Les principes sur lesquels je compte m’appuyer dans ma recherche [dit Newman dans la première conférence] se fondent sur la simple expérience de la vie. […] Ils sont imposés par la nature même des choses. La prudence et la sagesse humaine les dictent, en l’absence de toute illumination venue d’en-haut.[5]

            Newman invite à une constatation, là où le pape, plus philosophe, s’appuie sur la raison commune, mais leur pensée est en harmonie : ils sont d’accord sur le même appui qu’est la raison.
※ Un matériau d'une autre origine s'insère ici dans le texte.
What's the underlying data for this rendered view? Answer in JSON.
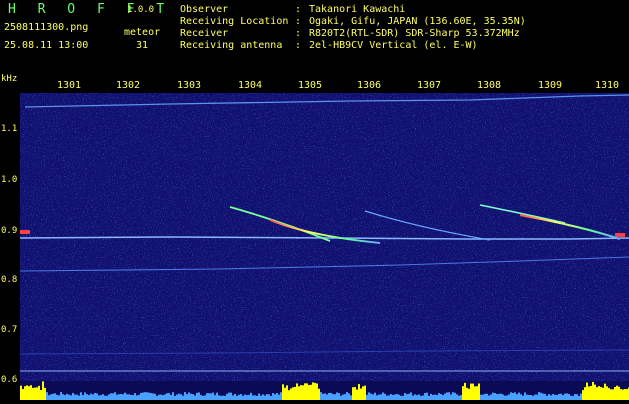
{
  "app": {
    "title": "H R O F F T",
    "version": "1.0.0"
  },
  "file": {
    "name": "2508111300.png",
    "datetime": "25.08.11 13:00"
  },
  "meteor": {
    "label": "meteor",
    "count": "31"
  },
  "meta": [
    {
      "key": "Observer",
      "value": "Takanori Kawachi"
    },
    {
      "key": "Receiving Location",
      "value": "Ogaki, Gifu, JAPAN (136.60E, 35.35N)"
    },
    {
      "key": "Receiver",
      "value": "R820T2(RTL-SDR) SDR-Sharp 53.372MHz"
    },
    {
      "key": "Receiving antenna",
      "value": "2el-HB9CV Vertical (el. E-W)"
    }
  ],
  "axis": {
    "y_unit": "kHz",
    "x_ticks": [
      "1301",
      "1302",
      "1303",
      "1304",
      "1305",
      "1306",
      "1307",
      "1308",
      "1309",
      "1310"
    ],
    "y_ticks": [
      "1.1",
      "1.0",
      "0.9",
      "0.8",
      "0.7",
      "0.6"
    ]
  },
  "colors": {
    "background": "#000000",
    "spectrogram": "#10106e",
    "label_yellow": "#ffff66",
    "title_green": "#66ff66",
    "trace": "#6aa8ff",
    "signal_hot": "#ff4040",
    "bar_yellow": "#ffff00"
  }
}
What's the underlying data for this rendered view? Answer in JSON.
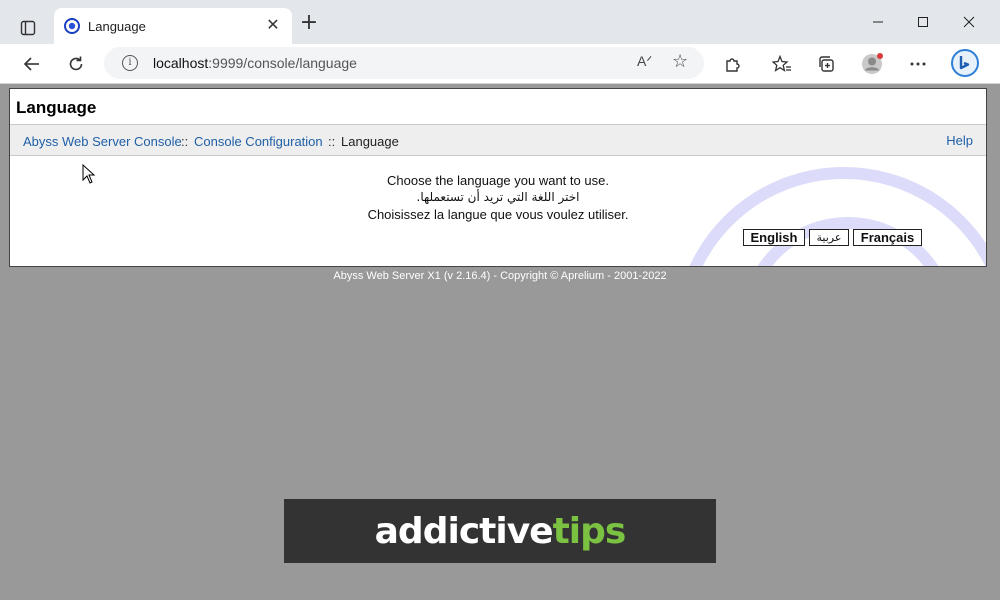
{
  "browser": {
    "tab_title": "Language",
    "address_host": "localhost",
    "address_path": ":9999/console/language",
    "read_aloud_label": "A",
    "icons": {
      "tabs": "tab-actions-icon",
      "favicon": "abyss-favicon-icon",
      "close_tab": "close-icon",
      "new_tab": "plus-icon",
      "minimize": "minimize-icon",
      "maximize": "maximize-icon",
      "close_window": "close-icon",
      "back": "back-arrow-icon",
      "refresh": "refresh-icon",
      "info": "info-icon",
      "extensions": "puzzle-icon",
      "favorites": "favorites-icon",
      "collections": "collections-icon",
      "profile": "profile-icon",
      "more": "more-icon",
      "bing": "bing-icon"
    }
  },
  "page": {
    "title": "Language",
    "breadcrumb": {
      "items": [
        "Abyss Web Server Console",
        "Console Configuration",
        "Language"
      ],
      "separator": "::"
    },
    "help_label": "Help",
    "messages": [
      "Choose the language you want to use.",
      "اختر اللغة التي تريد أن تستعملها.",
      "Choisissez la langue que vous voulez utiliser."
    ],
    "language_buttons": [
      "English",
      "عربية",
      "Français"
    ]
  },
  "footer": "Abyss Web Server X1 (v 2.16.4) - Copyright © Aprelium - 2001-2022",
  "watermark": {
    "part1": "addictive",
    "part2": "tips"
  },
  "colors": {
    "link": "#1f5fa8",
    "background": "#999999",
    "watermark_green": "#7cc242"
  }
}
C’est ce que Newman poursuit et développe ailleurs et à sa manière, plus empirique, à partir des faits : pour que soit maintenue l’universalité du savoir, toutes les disciplines doivent être présentes à l’université. Leur harmonie est maintenue et leurs conflits sont réglés par la philosophie. Ce mot, pour Newman, ne désigne pas la discipline spécialisée qu’il signifie habituellement mais une attitude d’esprit qui vise à tenir ensemble toutes les branches du savoir et correspond peu ou prou à la régulation de la raison demandée par Benoît XVI. Newman s’en est expliqué en plusieurs conférences et de diverses manières.

            Prenons la deuxième conférence, intitulée « La théologie, branche du savoir ». Évidemment, il considère la théologie comme un savoir, une science, un ensemble de connaissances qui sollicite l’esprit de l’homme et appelle son adhésion. Ce fut, on le sait, une attitude constante et même un combat de sa vie, de soutenir que la religion naturelle aussi bien que la religion révélée ont un contenu intellectuel et sont faites de connaissances. Il a lutté toute sa vie contre ceux qui voulaient réduire la religion à une expression de sentiments ou, dans le meilleur des cas, à des règles morales.

Le monde religieux – comme il se fait appeler – tient, généralement parlant, que la religion n’est pas une question de connaissance, mais d’émotion et de sentiment. La vieille notion catholique qui persiste, encore que faiblement, dans l’Église établie, était que la foi est un acte de l’intelligence, qui a pour objet la vérité et qui conduit à une connaissance. Voilà pourquoi, si vous ouvrez le Prayer Book, vous y rencontrerez des credenda aussi bien que des agenda très précis. Mais à mesure que le levain luthérien faisait son œuvre, il devenait de plus en plus à la mode de prétendre que la foi était, non l’acceptation d’une doctrine révélée, ni un acte de l’intelligence, mais une impression, une émotion, un attachement, une appétence. Et, pour autant que prévalait cette conception de la foi, on oubliait ou niait la connexion qui existe entre foi, vérité et connaissance. […] Petit à petit on en venait, finalement, à reconnaître partout l’identité de la vertu de foi et de cette soi-disant spiritualité du cœur. [6]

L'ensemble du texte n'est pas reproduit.